Judge Ponser rejected the arguments of the students’ lawyers
that the MCAS graduation requirement violated their constitutional rights to
due process under the law. The plaintiffs argued that the students had not
been taught the material that was on the test (that the state had never
established the curricular and instructional validity of the test).
The judge stated clearly that he was not ruling on the merits
of the MCAS policy, but simply on certain narrow legal issues. “The
Legislature has the right to make mistakes,” he said. “They have a right to
make bad policy. The courts don’t have the right to be a lone ranger or a
roving ombudsman…the hearing today is not about whether the MCAS is a bad
thing or a good thing, but whether it is SO bad that it violates (these
particular constitutional rights)…” He found the situation
of special education and limited English proficiency students to be
particularly “troubling.”
Attorney Roger Rice noted that the ten remaining student
plaintiffs would have graduated if not for the MCAS. Many of them did well in
school and have been accepted to colleges, but will not be able to go without
a diploma; one wants to open a business, another has been recruited to play
college basketball; one wants to continue with video production and another
hopes to join the Air Force. The judge expressed much admiration and sympathy
for the students, but his only piece of advice was essentially that they keep
taking remedial classes and trying to pass the MCAS.

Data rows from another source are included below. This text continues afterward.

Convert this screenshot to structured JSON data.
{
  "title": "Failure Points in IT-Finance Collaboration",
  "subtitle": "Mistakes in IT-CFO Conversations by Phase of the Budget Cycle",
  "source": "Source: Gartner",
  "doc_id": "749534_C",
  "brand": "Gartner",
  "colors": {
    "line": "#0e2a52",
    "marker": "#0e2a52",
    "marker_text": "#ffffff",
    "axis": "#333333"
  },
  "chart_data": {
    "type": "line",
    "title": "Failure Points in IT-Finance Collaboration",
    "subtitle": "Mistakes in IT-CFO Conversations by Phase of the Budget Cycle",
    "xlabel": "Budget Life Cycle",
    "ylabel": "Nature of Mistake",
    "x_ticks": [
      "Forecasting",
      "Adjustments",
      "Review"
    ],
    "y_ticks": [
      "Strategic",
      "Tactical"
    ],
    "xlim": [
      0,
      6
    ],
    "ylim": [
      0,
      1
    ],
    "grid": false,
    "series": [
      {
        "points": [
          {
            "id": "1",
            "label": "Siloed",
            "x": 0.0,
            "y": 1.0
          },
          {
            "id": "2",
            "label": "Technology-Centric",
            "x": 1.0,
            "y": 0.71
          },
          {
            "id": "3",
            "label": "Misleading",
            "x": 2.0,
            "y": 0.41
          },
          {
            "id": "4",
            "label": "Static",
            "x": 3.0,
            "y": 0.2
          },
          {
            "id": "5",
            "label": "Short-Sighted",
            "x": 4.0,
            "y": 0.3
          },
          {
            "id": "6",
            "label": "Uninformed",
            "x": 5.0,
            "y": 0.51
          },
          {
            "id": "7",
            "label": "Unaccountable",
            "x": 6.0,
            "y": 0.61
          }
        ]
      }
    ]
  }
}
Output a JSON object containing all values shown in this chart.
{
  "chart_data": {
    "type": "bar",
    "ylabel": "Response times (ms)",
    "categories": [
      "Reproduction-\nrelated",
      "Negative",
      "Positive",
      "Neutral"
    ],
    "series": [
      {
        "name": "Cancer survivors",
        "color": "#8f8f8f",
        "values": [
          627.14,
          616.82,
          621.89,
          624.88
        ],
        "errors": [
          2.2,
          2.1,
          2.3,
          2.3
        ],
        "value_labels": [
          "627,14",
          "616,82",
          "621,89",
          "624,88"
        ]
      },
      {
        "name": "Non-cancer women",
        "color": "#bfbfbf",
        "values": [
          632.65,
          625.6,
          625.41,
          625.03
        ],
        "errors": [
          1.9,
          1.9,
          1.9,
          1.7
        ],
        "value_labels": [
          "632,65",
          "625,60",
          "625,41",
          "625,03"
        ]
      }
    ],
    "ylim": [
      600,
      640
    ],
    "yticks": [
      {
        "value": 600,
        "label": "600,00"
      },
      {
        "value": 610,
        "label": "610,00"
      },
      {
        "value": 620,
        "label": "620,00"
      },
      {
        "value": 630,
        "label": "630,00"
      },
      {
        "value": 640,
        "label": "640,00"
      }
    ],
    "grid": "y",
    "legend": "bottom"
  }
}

A side note: One of the attorneys for the state addressed many
of the arguments by the students’ lawyers, not by attempting to answer them on
their merits, but simply saying over and over that they did not meet the
rigorous legal definition of “shocking the conscience” and
therefore should not influence the judge. (He cited another case which did not
meet the “standard,” in which the police had invaded and taken over a woman’s
house, and when she came home and tried to enter, they arrested her for
attempted burglary, then on the way to jail, threatened her life. Or another
case, when police who were arresting a man told his four-year-old son to say
goodbye because he would never see his father again. It’s nice to know that
the state Dept of Ed has good company in implementing policies which fail to
“shock the conscience” of the court.)
As Ponser issued his opinion at the end of
the three and a half hour hearing, a delegation of Boston students who had
traveled to Springfield and had been listening quietly throughout the
proceedings stood up and silently filed out of the courtroom. These impressive
young men and women from Teen Empowerment talked to reporters outside the
courthouse about their hopes and dreams – and those of their friends – that
were being dashed by the MCAS graduation requirement. While angry and upset,
several of the students vowed not to give up. We adults should resolve right
now that we will not desert them and that we will carry on the fight.